Al Wong graduated with an MFA in 1971 from San Francisco Art Institute, and is now a professor there. This piece installed in 1994 of Ceramic Frit Marquee Glass is owned by the City of San Francisco and was Commissioned by the SF Art Commission for the San Francisco Fire Department.
This mural entitled “No One is Illegal” is by Laura Campos. Laura was born in Mexico and grew up in Texas. While young, and not yet legal she was called an illegal alien on a regular basis. When she did become legal she was still called an “alien”. This is the reason she tends to paint aliens. Her work has helped her work through her feelings for that word.
She does not use spray paint, and the brushes she uses are exceptionally small so all her work takes a very long time. She worked well over three weeks on this particular one. She doesn’t seem to mind the time, she loves to talk to neighbors and people walking past just to get their input. I spoke with her, she does love to talk, she is absolutely delightful and full of life.


This was done in 2008, and is showing it’s age. But the elegance of it is worth showing, even in its present state.

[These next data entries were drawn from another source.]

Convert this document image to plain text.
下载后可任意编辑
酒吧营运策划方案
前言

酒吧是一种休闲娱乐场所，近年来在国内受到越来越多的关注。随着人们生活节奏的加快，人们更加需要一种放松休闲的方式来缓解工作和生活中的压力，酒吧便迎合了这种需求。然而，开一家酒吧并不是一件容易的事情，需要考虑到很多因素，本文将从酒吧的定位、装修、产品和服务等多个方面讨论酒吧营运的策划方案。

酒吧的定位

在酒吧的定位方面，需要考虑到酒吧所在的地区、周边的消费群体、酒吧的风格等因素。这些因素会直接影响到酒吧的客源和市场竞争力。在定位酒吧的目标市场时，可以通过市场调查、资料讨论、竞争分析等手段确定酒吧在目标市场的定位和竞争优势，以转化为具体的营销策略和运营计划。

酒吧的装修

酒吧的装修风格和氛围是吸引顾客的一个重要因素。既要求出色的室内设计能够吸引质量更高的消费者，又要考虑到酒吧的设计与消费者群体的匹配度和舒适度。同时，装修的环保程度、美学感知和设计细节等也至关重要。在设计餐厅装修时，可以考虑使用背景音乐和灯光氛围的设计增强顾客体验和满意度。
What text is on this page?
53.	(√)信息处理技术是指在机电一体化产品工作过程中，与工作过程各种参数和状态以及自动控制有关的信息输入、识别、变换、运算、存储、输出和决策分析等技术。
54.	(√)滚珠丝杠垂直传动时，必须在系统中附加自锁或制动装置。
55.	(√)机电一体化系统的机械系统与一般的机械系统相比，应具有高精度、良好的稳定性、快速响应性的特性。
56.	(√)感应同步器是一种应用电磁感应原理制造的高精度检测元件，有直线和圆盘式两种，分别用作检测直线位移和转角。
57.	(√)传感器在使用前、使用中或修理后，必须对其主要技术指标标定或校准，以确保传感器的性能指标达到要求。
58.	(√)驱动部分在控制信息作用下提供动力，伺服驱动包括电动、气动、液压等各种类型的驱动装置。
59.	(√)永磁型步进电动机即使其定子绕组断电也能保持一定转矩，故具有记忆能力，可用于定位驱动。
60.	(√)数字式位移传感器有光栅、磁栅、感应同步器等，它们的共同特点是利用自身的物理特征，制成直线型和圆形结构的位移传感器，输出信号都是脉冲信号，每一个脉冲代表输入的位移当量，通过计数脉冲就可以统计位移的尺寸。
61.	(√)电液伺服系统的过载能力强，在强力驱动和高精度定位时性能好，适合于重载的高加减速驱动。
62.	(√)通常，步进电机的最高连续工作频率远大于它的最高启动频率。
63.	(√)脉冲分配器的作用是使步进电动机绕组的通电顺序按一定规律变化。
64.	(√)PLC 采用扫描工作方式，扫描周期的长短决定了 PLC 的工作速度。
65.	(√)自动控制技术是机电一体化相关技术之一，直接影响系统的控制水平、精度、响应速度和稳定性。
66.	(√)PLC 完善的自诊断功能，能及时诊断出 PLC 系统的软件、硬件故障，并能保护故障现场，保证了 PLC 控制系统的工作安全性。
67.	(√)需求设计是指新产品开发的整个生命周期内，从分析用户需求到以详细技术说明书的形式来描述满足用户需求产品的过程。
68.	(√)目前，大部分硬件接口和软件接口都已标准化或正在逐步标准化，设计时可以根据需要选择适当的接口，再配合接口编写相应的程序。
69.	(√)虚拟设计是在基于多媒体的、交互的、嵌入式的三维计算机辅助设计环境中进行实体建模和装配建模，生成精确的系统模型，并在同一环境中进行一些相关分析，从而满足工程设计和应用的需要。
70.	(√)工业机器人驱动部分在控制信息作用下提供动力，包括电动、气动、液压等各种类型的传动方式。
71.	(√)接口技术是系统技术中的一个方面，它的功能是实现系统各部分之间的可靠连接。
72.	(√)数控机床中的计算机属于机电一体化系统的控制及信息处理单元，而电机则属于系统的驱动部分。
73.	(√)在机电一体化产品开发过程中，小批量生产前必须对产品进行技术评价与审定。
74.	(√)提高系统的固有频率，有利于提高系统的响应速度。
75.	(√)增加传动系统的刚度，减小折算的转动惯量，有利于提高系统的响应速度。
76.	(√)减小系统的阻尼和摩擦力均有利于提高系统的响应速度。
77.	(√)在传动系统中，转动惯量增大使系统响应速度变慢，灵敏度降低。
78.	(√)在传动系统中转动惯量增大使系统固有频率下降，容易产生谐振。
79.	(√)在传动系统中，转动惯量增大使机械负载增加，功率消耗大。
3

Swoon is a street artist originally from Daytona Beach, Florida. She moved to New York City at age nineteen, and specializes in life-size wheatpaste prints and paper cutouts of figures. Swoon, real name Caledonia Dance Curry, studied painting at the Pratt Institute in Brooklyn and started doing street art around 1999.
Swoon’s paste works depict realistically rendered people, often her friends and family, on the streets in various places around the world. Usually, pieces are pasted on uninhabited locations. Her work is inspired by both art historical and folk sources, ranging from German Expressionist wood block prints to Indonesian shadow puppets.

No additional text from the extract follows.